Home News Optimal heat storage in district energy plants with heat pumps and electrolysers

Optimal heat storage in district energy plants with heat pumps and electrolysers

by Linda Bertelsen

Elsevier’s scientific journal Energy has accepted and published an article by Professor Poul Alberg Østergaard and Ph.D. Ext. Ass. Professor Anders N. Andersen about optimal heat storage in district energy plants with heat pumps and electrolyzers.

The article highlights

– Electrolyzers and heat pumps competing for low electricity prices

– Analyses of district energy plants using energyPRO

– Increased thermal storage is a no-regrets option in district energy plants.

– Little incentive for added electrolyzer capacity to improve flexibility.
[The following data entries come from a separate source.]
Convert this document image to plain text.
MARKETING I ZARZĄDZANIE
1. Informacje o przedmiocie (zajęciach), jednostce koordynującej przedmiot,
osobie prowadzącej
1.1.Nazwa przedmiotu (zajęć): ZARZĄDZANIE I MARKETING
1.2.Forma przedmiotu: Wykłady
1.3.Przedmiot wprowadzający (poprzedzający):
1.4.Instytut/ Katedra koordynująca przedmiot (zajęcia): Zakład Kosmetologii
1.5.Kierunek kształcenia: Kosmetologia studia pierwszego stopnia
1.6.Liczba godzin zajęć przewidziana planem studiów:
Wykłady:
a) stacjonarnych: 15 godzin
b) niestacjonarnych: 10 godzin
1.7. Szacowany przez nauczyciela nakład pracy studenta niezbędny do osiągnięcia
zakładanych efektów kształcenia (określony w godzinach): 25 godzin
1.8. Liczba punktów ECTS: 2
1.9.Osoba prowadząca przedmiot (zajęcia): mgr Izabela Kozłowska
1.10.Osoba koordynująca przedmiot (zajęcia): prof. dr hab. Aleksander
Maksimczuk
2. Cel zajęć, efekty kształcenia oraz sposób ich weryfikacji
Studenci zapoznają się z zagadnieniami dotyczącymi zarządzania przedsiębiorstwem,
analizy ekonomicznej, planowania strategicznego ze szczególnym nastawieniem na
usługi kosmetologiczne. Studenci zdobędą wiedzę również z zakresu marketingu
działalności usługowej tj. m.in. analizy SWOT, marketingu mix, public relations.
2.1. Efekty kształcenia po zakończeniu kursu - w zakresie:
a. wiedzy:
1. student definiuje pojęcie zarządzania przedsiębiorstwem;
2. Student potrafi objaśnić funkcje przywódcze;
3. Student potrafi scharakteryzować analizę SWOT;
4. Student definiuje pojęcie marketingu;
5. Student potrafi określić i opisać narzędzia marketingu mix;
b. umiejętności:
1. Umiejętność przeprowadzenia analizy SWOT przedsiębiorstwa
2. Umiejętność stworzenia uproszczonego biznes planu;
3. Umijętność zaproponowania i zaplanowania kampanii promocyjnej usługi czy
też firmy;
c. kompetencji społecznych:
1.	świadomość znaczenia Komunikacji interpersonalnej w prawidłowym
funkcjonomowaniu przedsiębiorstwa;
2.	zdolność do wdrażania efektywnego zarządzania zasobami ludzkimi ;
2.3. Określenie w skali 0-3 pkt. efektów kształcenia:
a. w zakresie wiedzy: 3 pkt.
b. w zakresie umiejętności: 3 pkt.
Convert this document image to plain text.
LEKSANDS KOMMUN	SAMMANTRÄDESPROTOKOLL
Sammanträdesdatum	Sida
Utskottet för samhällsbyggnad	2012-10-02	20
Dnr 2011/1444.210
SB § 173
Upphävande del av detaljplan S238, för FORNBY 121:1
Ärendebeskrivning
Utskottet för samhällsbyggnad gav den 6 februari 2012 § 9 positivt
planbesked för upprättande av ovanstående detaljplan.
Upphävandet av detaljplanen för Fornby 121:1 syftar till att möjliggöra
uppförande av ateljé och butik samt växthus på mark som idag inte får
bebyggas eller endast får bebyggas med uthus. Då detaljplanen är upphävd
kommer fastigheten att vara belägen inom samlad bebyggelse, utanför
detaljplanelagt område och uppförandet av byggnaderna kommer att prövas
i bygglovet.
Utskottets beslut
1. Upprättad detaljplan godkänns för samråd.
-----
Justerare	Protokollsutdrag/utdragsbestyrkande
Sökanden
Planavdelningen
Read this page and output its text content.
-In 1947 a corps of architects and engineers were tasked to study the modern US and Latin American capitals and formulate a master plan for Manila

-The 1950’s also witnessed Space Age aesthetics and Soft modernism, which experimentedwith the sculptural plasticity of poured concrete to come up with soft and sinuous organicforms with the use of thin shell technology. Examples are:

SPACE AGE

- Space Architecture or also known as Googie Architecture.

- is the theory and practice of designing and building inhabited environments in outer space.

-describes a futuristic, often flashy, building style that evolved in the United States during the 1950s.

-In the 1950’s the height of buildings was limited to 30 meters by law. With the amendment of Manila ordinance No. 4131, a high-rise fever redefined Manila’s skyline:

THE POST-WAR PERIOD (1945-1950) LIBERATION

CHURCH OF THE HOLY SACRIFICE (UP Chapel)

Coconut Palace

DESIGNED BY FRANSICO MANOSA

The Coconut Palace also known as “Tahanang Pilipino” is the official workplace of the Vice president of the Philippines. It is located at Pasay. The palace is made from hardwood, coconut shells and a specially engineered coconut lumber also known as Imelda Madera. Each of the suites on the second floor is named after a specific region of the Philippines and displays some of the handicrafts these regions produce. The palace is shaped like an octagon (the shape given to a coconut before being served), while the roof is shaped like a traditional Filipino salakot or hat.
– Incentive for added heat pump capacity to improve flexibility.

Abstract
District energy (DE) plants are transitioning away from being providers of heat and electricity through the cogeneration of heat and power (CHP) to being heat providers consuming electricity for heat pumps (HPs) and electric boilers. Concurrently, hydrogen production for electro fuels may be combined with DEs to exploit thermal losses from electrolyzers and electro-fuel synthesis. Where CHP units favor high electricity prices and electric boilers or HPs favor low – thus providing incentive for operation at both high and low electricity prices – future DEs with HPs and electrolyzers both call for low electricity prices, increasing the need for thermal storage. Costly hydrogen storage could also enable flexible operation. In this article, energyPRO is applied to investigate optimal system compositions with a focus on storage capacities. Results show that added flexibility in the shape of more thermal storage is valuable. Storage costs are more than compensated by the improved performance in the electricity market. Added electrolyzer capacity and HP capacity also improve flexibility, but only added HP capacity pays off in business-economic terms. All the modeled ways of increasing flexibility enable the units to perform better on the electricity market – and thus give value to the overall energy system.